People need to understand we do understand Gukurahundi is the past, but it is a past never to be forgotten. We do have legitimate reasons to investigate that past, not least because its consequences are in the present walking in the future; Matabeleland people do not benefit from the silencing of the Gukurahundi past but bullies in Harare are emboldened.
Let it be clear we are looking back in the past not out of fear of the future, but as a deliberate act and essential for us to understand our current circumstances and constructively define and live our lives forward.
One must understand what caused Gukurahundi or it will happen again. Gukurahundi was not a moment of madness or murderous madness, it was a pre-planned political intervention – a policy for killing civilians who belonged in tribes other than Shona. It was a fulfilment of Mugabe and ZANU’s ideological construction that Zimbabwe should not only be a one-party state but a Shona state. In that ideological conception people of Matabeleland were defined as the threat or weed that needed to be eradicated.
The ultimate betrayal of Matabeleland people came not from the cruelty of the Mugabe government but the silence of global leaders and international governing bodies. In a world where a genocide in Africa is minimised if Western interests are unharmed the international community went silent when unarmed Matabele civilians were killed, tortured, raped and starved for who they were by a military unit built precisely for that purpose.
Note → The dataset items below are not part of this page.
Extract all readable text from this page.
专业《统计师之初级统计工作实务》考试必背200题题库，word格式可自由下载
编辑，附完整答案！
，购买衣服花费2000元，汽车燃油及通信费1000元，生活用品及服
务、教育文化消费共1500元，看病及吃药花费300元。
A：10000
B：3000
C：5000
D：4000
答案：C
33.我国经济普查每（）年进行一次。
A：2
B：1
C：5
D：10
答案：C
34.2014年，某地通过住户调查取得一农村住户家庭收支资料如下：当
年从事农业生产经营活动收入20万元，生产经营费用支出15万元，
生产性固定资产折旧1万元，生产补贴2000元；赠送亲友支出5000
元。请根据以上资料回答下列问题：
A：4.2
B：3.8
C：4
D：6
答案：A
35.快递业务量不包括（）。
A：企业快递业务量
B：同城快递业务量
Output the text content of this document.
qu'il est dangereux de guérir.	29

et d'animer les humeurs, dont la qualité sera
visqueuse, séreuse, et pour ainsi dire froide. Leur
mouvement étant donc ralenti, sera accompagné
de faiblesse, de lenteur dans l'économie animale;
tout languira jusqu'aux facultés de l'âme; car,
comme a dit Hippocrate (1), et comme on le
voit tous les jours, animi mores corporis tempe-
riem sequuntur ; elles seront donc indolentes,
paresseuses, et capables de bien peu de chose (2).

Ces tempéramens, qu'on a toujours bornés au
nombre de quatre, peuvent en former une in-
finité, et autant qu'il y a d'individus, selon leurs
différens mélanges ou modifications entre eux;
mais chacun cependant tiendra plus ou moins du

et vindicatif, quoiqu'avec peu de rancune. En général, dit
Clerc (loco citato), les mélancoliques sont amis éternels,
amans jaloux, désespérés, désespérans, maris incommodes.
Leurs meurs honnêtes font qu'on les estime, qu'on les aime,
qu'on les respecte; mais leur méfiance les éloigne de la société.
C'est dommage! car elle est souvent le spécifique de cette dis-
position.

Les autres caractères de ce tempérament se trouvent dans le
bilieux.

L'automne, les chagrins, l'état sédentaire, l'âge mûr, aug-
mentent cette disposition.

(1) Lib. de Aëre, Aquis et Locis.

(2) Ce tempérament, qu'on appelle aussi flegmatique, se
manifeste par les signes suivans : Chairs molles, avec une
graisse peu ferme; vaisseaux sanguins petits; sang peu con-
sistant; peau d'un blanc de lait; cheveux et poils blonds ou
We have no doubt that it is that silence by the international community, in particular Britain, that played a greater part in aiding the Mugabe government’s vile actions in Matabeleland.
The British policy during the genocide in Matabeleland was that of wilful complicity with evil. British officials conspired to allow genocide to happen. We may not know exactly how much Whitehall knew at the time, but we know the British government of the time prioritised its diplomatic relations with Harare over justice of a persecuted non-white minority.
Quizzed in 2002 on the BBC Panorama programme by journalist Fergal Keane about how much Whitehall had known about Gukurahundi, Sir Martin Ewans who was high commissioner in Harare at the time, said that his instructions from London were ‘to steer clear of it’ when speaking to Mugabe.
Britain with all its knowledge of the injustice taking place in Matabeleland at the hands of Mugabe’s government chose silence, chose to protect diplomatic relations over human lives, and by so doing encouraged the tormentor to push his boundaries even more. We will not shy away from our responsibilities to find justice for Matabeleland and its people; we will talk and act until global authorities hear our voices and act.
If it is possible to invest in the investigation of genocidal acts and rehabilitation of their European victims, it must be equally possible to extend the same capabilities and resources to Matabeleland. Overcoming the short and long-term effects of Gukurahundi need not be viewed as a gesture of charity but an act of justice. It is the protection of a fundamental human right, the right to dignity and a decent life.
Distortion of the Gukurahundi past, denying and minimising the crimes of the time is an unforgiveable crime against humanity. If now is not the right time to address Gukurahundi genocide, then when are we going to deal with it. One thing is certain: we shall no longer wait for perpetrators to tell us how to cope. Silence serves the perpetrators, not the victims. Taking control of the Gukurahundi narrative is our responsibility; we are no longer accepting the argument that Gukurahundi is the past to be hidden away, we are building and maintaining the narrative that it is a past to go back to in order to understand it and live our lives forward. A new political order must be installed that will ensure Gukurahundi comes to the fore, it is commemorated by its Matabele victims just as the ‘Unity Agreement’ of 1987 is esteemed by its Harare beneficiaries.